Economic forecasters have learned in the past few years that there’s never been a better time to hedge their bets.
David Altig, a Federal Reserve Bank of Atlanta officer and regular headliner at the annual Economic Outlook Conference put on by the University of Alabama, has been nothing if not modest over the years regarding his past forecasts. That’s in part, he concedes, because they’ve sometimes missed the mark.
“It’s (generally) a good thing people don’t remember what I say at the start of every year, but we were right this time, ” Altig says of 2014’s forecast, in which he called for 3 percent growth and got roughly that — after a disastrous, weather-ravaged first quarter was followed by better than 4 percent growth later on in the year.
That “growth trajectory, ” Altig said, is what forecasters have been looking for since the understated recovery began in mid-2009. Nevertheless, he’s calling for 3.2 percent growth this year in nationwide Real Gross Domestic Product, while his colleagues at the University of Alabama’s Center for Business and Economic Research predict 2.3 percent growth in the state GNP, up from about 2 percent in 2014.
Fuel prices were the big surprise for 2014, and the Fed’s statistical research concludes that energy-price declines are a near-term drag for the economy but a longer-term boon, Altig told the conference, held in Montgomery. Oil companies face lower profits and potential layoffs, but consumer spending tied to lower gas prices could rise over $100 billion and impact GDP growth by up to 0.4 percent.
How long will gas prices stay down? “Nobody knows, ” he concedes.
Meanwhile, look for interest rates to inch northward of zero come summer.
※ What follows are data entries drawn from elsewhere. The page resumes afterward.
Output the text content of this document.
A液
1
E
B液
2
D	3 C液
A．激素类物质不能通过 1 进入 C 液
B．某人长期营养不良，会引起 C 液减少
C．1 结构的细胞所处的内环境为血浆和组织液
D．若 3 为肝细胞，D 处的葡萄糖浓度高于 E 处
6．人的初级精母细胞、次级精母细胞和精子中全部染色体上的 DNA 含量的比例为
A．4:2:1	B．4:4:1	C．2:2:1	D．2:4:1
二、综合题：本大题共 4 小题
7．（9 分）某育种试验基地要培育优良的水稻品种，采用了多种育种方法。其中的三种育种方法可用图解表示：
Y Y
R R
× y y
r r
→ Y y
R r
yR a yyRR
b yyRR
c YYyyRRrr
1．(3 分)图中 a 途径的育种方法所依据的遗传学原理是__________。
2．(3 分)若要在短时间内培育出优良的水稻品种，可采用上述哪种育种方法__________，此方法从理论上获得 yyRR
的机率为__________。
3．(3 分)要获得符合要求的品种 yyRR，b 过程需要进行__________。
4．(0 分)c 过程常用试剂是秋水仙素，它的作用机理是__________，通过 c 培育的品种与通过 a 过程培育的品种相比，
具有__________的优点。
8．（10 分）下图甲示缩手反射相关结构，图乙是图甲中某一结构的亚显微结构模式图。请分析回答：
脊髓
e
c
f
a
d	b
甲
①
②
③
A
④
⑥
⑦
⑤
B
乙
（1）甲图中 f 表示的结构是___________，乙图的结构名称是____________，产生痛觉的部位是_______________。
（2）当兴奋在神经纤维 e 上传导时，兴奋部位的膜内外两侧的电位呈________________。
The Fed’s forecast assumptions for 2015 include a federal funds rate of 1 percent by the end of this year and 3.75 percent by 2017.
Other nuggets from this year’s conference, held Jan. 15:
- Look for 5.2 percent unemployment by the end of the year, the so-called “normal” rate. But don’t celebrate, because nobody believes that analytic. Among the reasons: If you work one hour in a week, you’re classified as “employed.” If you stop looking for work for four weeks, you drop off the government’s unemployed roster.
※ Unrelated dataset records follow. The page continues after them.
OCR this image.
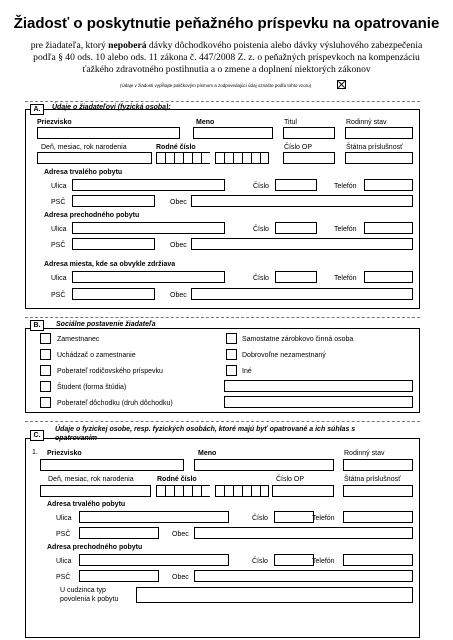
Žiadosť o poskytnutie peňažného príspevku na opatrovanie
pre žiadateľa, ktorý nepoberá dávky dôchodkového poistenia alebo dávky výsluhového zabezpečenia
podľa § 40 ods. 10 alebo ods. 11 zákona č. 447/2008 Z. z. o peňažných príspevkoch na kompenzáciu
ťažkého zdravotného postihnutia a o zmene a doplnení niektorých zákonov
(Údaje v žiadosti vypĺňajte paličkovým písmom a zodpovedajúci údaj označte podľa tohto vzoru)
A.	Údaje o žiadateľovi (fyzická osoba):
Priezvisko	Meno	Titul	Rodinný stav
Deň, mesiac, rok narodenia	Rodné číslo	Číslo OP	Štátna príslušnosť
Adresa trvalého pobytu
Ulica	Číslo	Telefón
PSČ	Obec
Adresa prechodného pobytu
Ulica	Číslo	Telefón
PSČ	Obec
Adresa miesta, kde sa obvykle zdržiava
Ulica	Číslo	Telefón
PSČ	Obec
B.	Sociálne postavenie žiadateľa
Zamestnanec
Uchádzač o zamestnanie
Poberateľ rodičovského príspevku
Študent (forma štúdia)
Poberateľ dôchodku (druh dôchodku)
Samostatne zárobkovo činná osoba
Dobrovoľne nezamestnaný
Iné
C.
Údaje o fyzickej osobe, resp. fyzických osobách, ktoré majú byť opatrované a ich súhlas s
opatrovaním
1. Priezvisko	Meno	Rodinný stav
Deň, mesiac, rok narodenia	Rodné číslo	Číslo OP	Štátna príslušnosť
Adresa trvalého pobytu
Ulica	Číslo	Telefón
PSČ	Obec
Adresa prechodného pobytu
Ulica	Číslo	Telefón
PSČ	Obec
U cudzinca typ
povolenia k pobytu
- Pity your poor state legislators, says Ira W. Harvey, a University of Alabama administrator who spoke mainly about state revenues and why they probably won’t be getting better soon. Alabama’s Constitution of 1901 ties legislators’ hands for the most part on raising rates, and the earmarking doesn’t help.
- Harvey theorizes there’s little appetite for tax reform in this year’s Legislature, despite analysis from the Center for Business and Economic Research that shows the state would be better off now if it had passed tax reform in 2003, when it was last on the state ballot.